Bei der Festlegung von Flugrouten auf der Grundlage des § 27 a Abs. 2 LuftVO hat das Luftfahrt-Bundesamt eine Abwägungsentscheidung zu treffen, die gerichtlich überprüfbar, aber nicht an den zum Abwägungsgebot im Fachplanungsrecht entwickelten Grundsätzen zu messen ist (im Anschluss an BVerwG, Urteile vom 28. Juni 2000 - BVerwG 11 C 13.99 - BVerwGE 111, 276 und vom 26. November 2003 - BVerwG 9 C 6.02 - DVBl 2004, 382).

Der Prüfungsmaßstab ist unterschiedlich, je nachdem, ob durch die Flugroutenbestimmung Fluglärm hervorgerufen wird, der oberhalb oder unterhalb der Zumutbarkeitsschwelle liegt.

Der Begriff des unzumutbaren Lärms im § 29 b Abs. 2 LuftVG deckt sich mit dem immissionsschutzrechtlichen Begriff der erheblichen Lärmbelästigung.
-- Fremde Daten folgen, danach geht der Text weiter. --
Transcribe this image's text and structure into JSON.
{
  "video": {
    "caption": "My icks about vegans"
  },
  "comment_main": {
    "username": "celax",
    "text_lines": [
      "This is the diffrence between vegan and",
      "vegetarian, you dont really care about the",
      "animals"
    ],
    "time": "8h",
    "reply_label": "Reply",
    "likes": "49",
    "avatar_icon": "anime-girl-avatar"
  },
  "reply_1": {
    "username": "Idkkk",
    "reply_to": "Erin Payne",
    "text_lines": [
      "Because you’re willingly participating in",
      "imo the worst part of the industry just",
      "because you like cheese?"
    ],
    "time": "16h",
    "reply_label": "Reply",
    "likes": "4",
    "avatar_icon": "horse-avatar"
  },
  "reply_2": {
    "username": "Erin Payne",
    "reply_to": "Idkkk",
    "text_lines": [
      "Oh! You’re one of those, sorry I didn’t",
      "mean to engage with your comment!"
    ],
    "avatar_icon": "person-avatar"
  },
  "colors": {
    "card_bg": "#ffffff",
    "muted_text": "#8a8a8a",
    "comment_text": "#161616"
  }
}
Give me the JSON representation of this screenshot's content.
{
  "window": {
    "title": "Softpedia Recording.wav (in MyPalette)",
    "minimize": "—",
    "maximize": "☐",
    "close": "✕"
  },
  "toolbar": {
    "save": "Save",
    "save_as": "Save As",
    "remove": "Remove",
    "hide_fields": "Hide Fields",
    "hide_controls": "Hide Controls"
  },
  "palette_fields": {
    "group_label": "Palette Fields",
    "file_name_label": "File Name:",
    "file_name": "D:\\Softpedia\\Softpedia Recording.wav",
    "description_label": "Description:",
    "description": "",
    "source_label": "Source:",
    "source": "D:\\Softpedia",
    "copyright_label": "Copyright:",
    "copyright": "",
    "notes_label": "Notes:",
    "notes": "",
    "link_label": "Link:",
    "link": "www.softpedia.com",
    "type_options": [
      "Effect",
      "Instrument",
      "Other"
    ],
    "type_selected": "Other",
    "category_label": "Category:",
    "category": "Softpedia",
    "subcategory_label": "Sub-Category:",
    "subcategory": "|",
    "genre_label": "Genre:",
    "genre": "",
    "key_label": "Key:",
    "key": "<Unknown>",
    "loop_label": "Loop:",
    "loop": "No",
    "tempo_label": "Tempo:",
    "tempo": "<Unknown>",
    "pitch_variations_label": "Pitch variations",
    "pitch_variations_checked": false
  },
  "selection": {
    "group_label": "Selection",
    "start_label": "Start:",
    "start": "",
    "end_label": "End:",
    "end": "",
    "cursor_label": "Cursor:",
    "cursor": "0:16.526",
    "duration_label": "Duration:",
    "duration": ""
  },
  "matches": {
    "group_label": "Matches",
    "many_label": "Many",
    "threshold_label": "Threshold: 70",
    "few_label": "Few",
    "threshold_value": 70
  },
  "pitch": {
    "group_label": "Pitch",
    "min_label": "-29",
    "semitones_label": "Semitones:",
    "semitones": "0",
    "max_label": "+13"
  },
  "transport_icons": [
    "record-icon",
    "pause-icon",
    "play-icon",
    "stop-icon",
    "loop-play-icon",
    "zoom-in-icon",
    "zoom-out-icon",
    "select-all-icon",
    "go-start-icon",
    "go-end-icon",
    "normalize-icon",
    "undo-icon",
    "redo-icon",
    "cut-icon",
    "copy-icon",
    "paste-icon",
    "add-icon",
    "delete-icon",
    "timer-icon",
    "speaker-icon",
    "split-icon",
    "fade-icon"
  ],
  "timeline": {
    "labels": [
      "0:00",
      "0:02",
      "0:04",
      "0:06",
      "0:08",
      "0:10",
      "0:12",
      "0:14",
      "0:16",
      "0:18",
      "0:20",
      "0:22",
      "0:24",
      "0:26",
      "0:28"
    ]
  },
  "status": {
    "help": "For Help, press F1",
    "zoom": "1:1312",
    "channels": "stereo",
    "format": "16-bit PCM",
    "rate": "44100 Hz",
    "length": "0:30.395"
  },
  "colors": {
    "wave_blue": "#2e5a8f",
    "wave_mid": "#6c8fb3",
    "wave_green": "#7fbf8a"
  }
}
Für eine Flugroute, die mit unzumutbarem Fluglärm verbunden ist, darf sich das Luftfahrt-Bundesamt nur entscheiden, wenn überwiegende Gründe zur sicheren, geordneten und flüssigen Abwicklung des Luftverkehrs dies gebieten.

Eine Flugroute, durch die Lärmbelästigungen unterhalb der Zumutbarkeitsschwelle hervorgerufen werden, ist zulässig, wenn sich für sie sachlich einleuchtende Gründe anführen lassen.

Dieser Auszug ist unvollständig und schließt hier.